Claudio Pennisi, giornalista

Tutti gli anni, nelle campagne del viterbese vengono liberati centinaia, anzi migliaia di fagiani. Le associazioni di cacciatori allevano per qualche tempo questi uccelli in delle voliere in estate, in seguito li abbandonano un po' dappertutto per poterli abbattere a settembre.
 
Gli sfortunati fagiani altro non sono che dei giovani di pochi mesi, che vengono tenuti ammassati a decine, in delle voliere dove si stressano e finiscono per beccarsi a vicenda fino a strapparsi le tenere piume della schiena e della coda. Finito questo devastante periodo di "ambientamento" i fagiani vengono liberati, solitamente in piccoli gruppi di 3 o 4 esemplari.
 
Lo spettacolo che segue alla liberazione è deprimente, gli uccelli sono spaesati, non sanno difendersi dai predatori, faticano a trovare acqua e cibo e spesso a stento riescono ad alzarsi in volo. I giorni passano, qualcuno soccombe, vittima di una volpe, una martora o un uccello rapace, quelli che non muoiono di sete e non vengono predati si avvicinano spesso vicino alle strade di campagna, dove chiunque può vederli e far loro del male.
 
Non hanno paura dell'uomo, d'altronde sono nati in incubatrice, sono cresciuti con l'operaio che porta loro il mangime e non sanno che un uomo con un fucile in spalla è una minaccia mortale. Anche se avvertissero la pericolosa presenza di un nemico umano o animale, spesso si limiterebbero ad affrettare il passo o a un breve volo.

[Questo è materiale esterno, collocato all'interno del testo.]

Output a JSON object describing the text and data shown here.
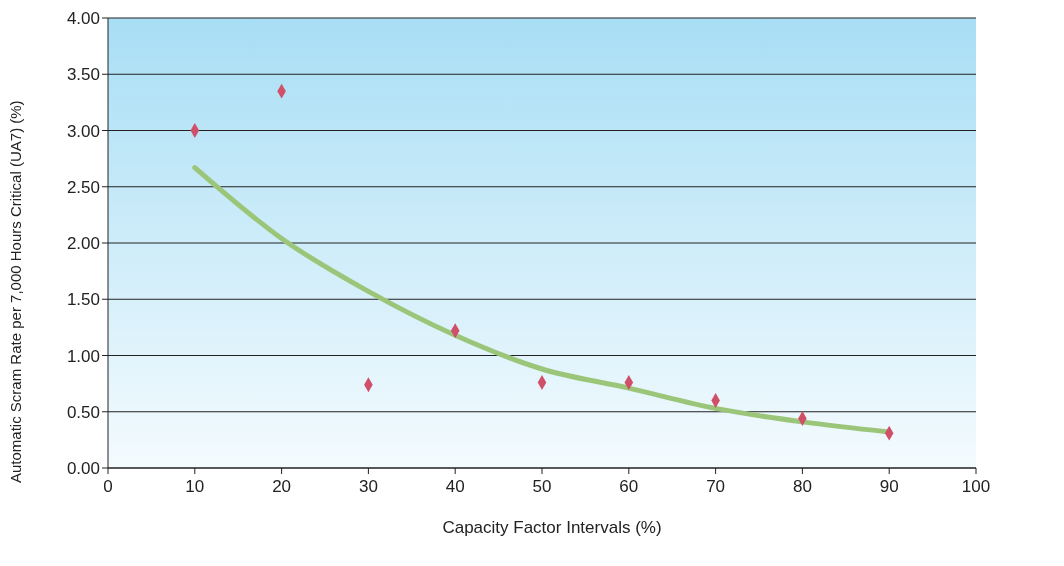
{
  "chart_data": {
    "type": "scatter",
    "xlabel": "Capacity Factor Intervals (%)",
    "ylabel": "Automatic Scram Rate per 7,000 Hours Critical (UA7) (%)",
    "xlim": [
      0,
      100
    ],
    "xticks": [
      0,
      10,
      20,
      30,
      40,
      50,
      60,
      70,
      80,
      90,
      100
    ],
    "ylim": [
      0,
      4
    ],
    "yticks": [
      {
        "value": 0,
        "label": "0.00"
      },
      {
        "value": 0.5,
        "label": "0.50"
      },
      {
        "value": 1,
        "label": "1.00"
      },
      {
        "value": 1.5,
        "label": "1.50"
      },
      {
        "value": 2,
        "label": "2.00"
      },
      {
        "value": 2.5,
        "label": "2.50"
      },
      {
        "value": 3,
        "label": "3.00"
      },
      {
        "value": 3.5,
        "label": "3.50"
      },
      {
        "value": 4,
        "label": "4.00"
      }
    ],
    "grid": "y",
    "series": [
      {
        "color": "#d0506a",
        "marker": "diamond",
        "x": [
          10,
          20,
          30,
          40,
          50,
          60,
          70,
          80,
          90
        ],
        "values": [
          3.0,
          3.35,
          0.74,
          1.22,
          0.76,
          0.76,
          0.6,
          0.44,
          0.31
        ]
      },
      {
        "type": "line",
        "color": "#9bc67a",
        "marker": "none",
        "line_style": "solid",
        "x": [
          10,
          20,
          30,
          40,
          50,
          60,
          70,
          80,
          90
        ],
        "values": [
          2.67,
          2.04,
          1.57,
          1.18,
          0.88,
          0.71,
          0.53,
          0.41,
          0.32
        ]
      }
    ]
  }
}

Solo pochi più scaltri arrivano al mese di settembre, ora ci sono i cacciatori ad attenderli, gli stessi che li avevano liberati tornano a cercarli. I fagiani difficilmente si allontanano dal punto in cui sono stati lanciati, ma allertati dalla presenza dei cani si appiattiscono dove l'erba è più alta e fitta.
 
Aspettano l'ultimo momento per volare via, ovvero quando ormai il cane li ha puntati, al rumoroso volo del fagiano segue il boato del fucile, poi il silenzio. Adesso tra l'erba non resta che un fagotto di penne mimetiche e una pozza di sangue, l'uccello ha ormai esalato l'ultimo respiro.
 
Muoiono così migliaia di fagiani tutti gli anni uccisi per divertimento, ingrassati e poi abbandonati a se stessi quando sono poco più che dei pulcini inesperti. Definire questa pratica becera e inutile "ripopolamento" è assurdo; anche perché dopo la seconda metà di settembre è assai difficile che qualche fagiano sopravviva, a questa mattanza legalizzata.
 
La caccia al fagiano è qualcosa che sfugge ai più, ma conoscere questo fenomeno può aiutare a comprendere quanto la caccia sia diventata un'attività ormai anacronistica e ridicola.